Я рассматривала черты его лица, так сильно напоминавшие черты фараона, что у меня перехватило дыхание. Я хотела бы ненавидеть этот маленький комочек, это существо, что разрушило все мои мечты, но не могла. Я погладила прядку черных волос на темени смешной маленькой головки и вздохнула.
— Принеси мне пива, Дисенк, — попросила я, — Очень хочется пить. И раз уж меня заточили в этой жалкой келье, сходи за косметикой и ароматными маслами. Может быть, я и стала матерью, но еще не умерла.
На следующее утро, когда я наблюдала, как кормилица кормит грудью моего сына, мне принесли свиток. Он был от Гуи. «Моя дорогая Ту, — говорилось в письме. — Если бы я знал, что твои роды ожидаются так скоро, я постарался бы все время быть в пределах досягаемости, чтобы твой посыльный мог всегда застать меня. Простишь ли ты меня? Я думаю о том, что подарить тебе в честь такого замечательного события, и молюсь, чтобы царские астрологи выбрали счастливое имя твоему высокорожденному малышу. Я навещу тебя при первой возможности». И все. Он не объяснил, где он был, но нетрудно было догадаться. По ту сторону стены его не могли найти в вихре празднования.
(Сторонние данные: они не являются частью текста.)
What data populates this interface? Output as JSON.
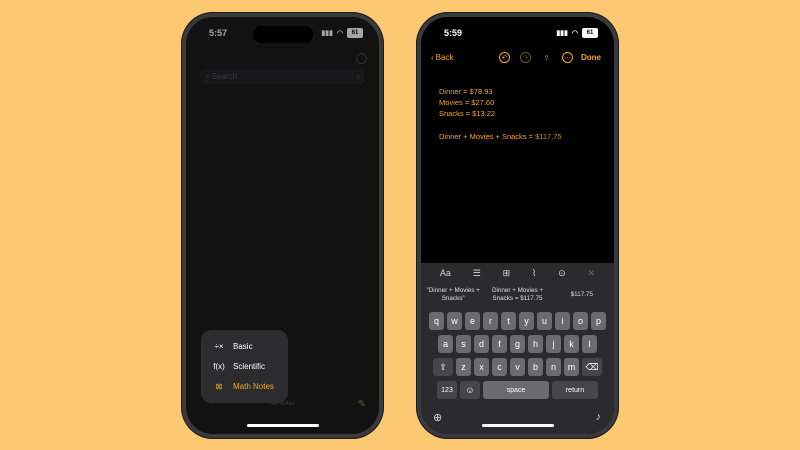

Следом за не обрадовавшим меня письмом Гуи явился вестник с дворцовыми знаками отличия. Мой ребенок был накормлен и спал у меня на руках. Вестник подошел к кушетке, отвесил глубокий поклон и положил на простыню рядом со мной кожаный мешочек.
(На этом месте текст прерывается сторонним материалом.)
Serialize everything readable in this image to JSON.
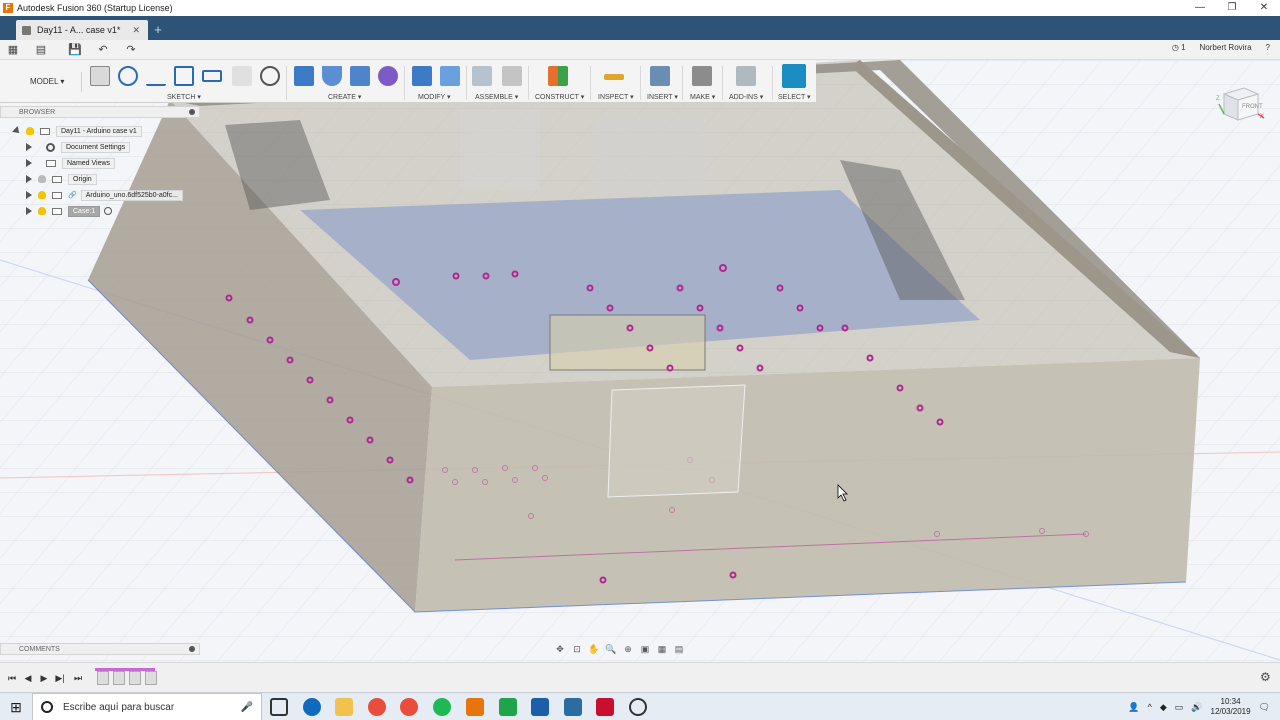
{
  "window": {
    "title": "Autodesk Fusion 360 (Startup License)",
    "controls": [
      "—",
      "❐",
      "✕"
    ]
  },
  "tabs": [
    {
      "label": "Day11 - A... case v1*",
      "close": "✕"
    }
  ],
  "new_tab": "+",
  "qab": {
    "job_status": "1",
    "user": "Norbert Rovira",
    "help": "?"
  },
  "toolbar": {
    "mode": "MODEL",
    "groups": [
      {
        "label": "SKETCH"
      },
      {
        "label": "CREATE"
      },
      {
        "label": "MODIFY"
      },
      {
        "label": "ASSEMBLE"
      },
      {
        "label": "CONSTRUCT"
      },
      {
        "label": "INSPECT"
      },
      {
        "label": "INSERT"
      },
      {
        "label": "MAKE"
      },
      {
        "label": "ADD-INS"
      },
      {
        "label": "SELECT"
      }
    ]
  },
  "browser": {
    "title": "BROWSER",
    "items": [
      {
        "label": "Day11 - Arduino case v1"
      },
      {
        "label": "Document Settings"
      },
      {
        "label": "Named Views"
      },
      {
        "label": "Origin"
      },
      {
        "label": "Arduino_uno.6df525b0-a0fc..."
      },
      {
        "label": "Case:1"
      }
    ]
  },
  "viewcube": {
    "face": "FRONT",
    "axis_x": "X",
    "axis_z": "Z"
  },
  "comments": {
    "title": "COMMENTS"
  },
  "taskbar": {
    "search_placeholder": "Escribe aquí para buscar",
    "time": "10:34",
    "date": "12/03/2019",
    "colors": {
      "edge": "#0f6cbd",
      "folder": "#f2c14e",
      "chrome": "#e84d3d",
      "spotify": "#1db954",
      "fusion": "#e8740c",
      "green": "#1ea44a",
      "vs": "#1c5fa8",
      "c": "#2b6ca3",
      "m": "#c8102e"
    }
  }
}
— Я принес приветствия и поздравления от Могучего Быка его возлюбленной наложнице госпоже Ту, — официально объявил он. — Владыка благодарит тебя за то, что ты родила ему царственного сына, и желает выразить свою признательность подарком.
Он повернулся, чтобы уйти, но я остановила его.
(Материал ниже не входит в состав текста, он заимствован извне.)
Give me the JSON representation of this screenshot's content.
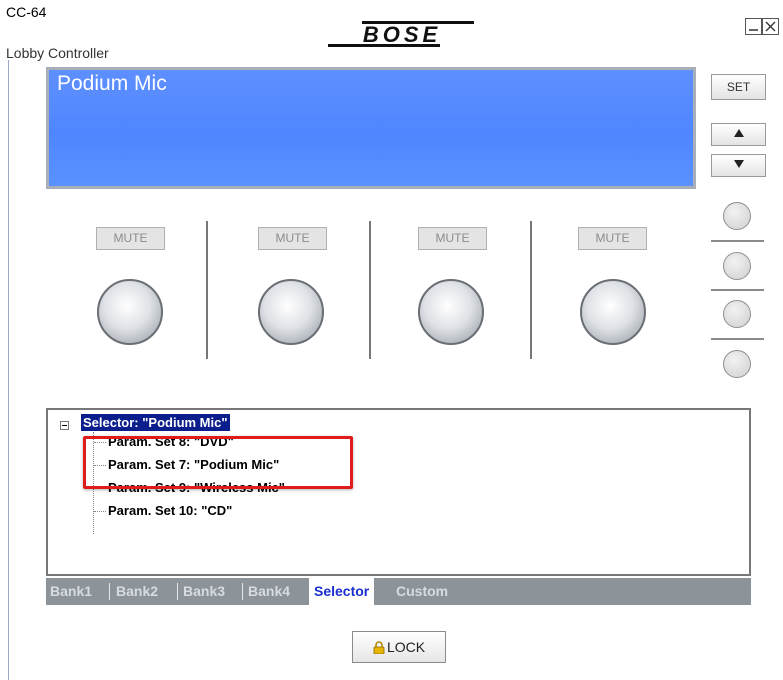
{
  "window": {
    "title": "CC-64",
    "subtitle": "Lobby Controller",
    "brand": "BOSE"
  },
  "display": {
    "text": "Podium Mic",
    "bg_color": "#4f86ff"
  },
  "side_controls": {
    "set_label": "SET",
    "up_icon": "triangle-up-icon",
    "down_icon": "triangle-down-icon"
  },
  "channels": [
    {
      "mute_label": "MUTE"
    },
    {
      "mute_label": "MUTE"
    },
    {
      "mute_label": "MUTE"
    },
    {
      "mute_label": "MUTE"
    }
  ],
  "tree": {
    "root_label": "Selector: \"Podium Mic\"",
    "items": [
      {
        "label": "Param. Set 8: \"DVD\""
      },
      {
        "label": "Param. Set 7: \"Podium Mic\""
      },
      {
        "label": "Param. Set 9: \"Wireless Mic\""
      },
      {
        "label": "Param. Set 10: \"CD\""
      }
    ]
  },
  "tabs": [
    {
      "label": "Bank1"
    },
    {
      "label": "Bank2"
    },
    {
      "label": "Bank3"
    },
    {
      "label": "Bank4"
    },
    {
      "label": "Selector",
      "active": true
    },
    {
      "label": "Custom"
    }
  ],
  "lock": {
    "label": "LOCK",
    "icon": "padlock-icon"
  },
  "colors": {
    "highlight": "#e01b1b",
    "selection": "#0b1e8c",
    "active_tab_text": "#1a2fd0"
  }
}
— Постой! — приказала я, осторожно положила ребенка на постель и открыла мешочек.
В нем был массивный ножной браслет из золота, усыпанный крупными лунными камнями, луч солнечного света скользнул по ним, превращая их в капли бледно-зеленого масла. Обменяв его, я могла бы купить столько зерна, чтобы четыре года засеивать свои земли в Фаюме, или нанять убийцу, который воткнет нож в дряблую спину Рамзеса. Я взвесила браслет на руке и бросила его обратно в мешочек.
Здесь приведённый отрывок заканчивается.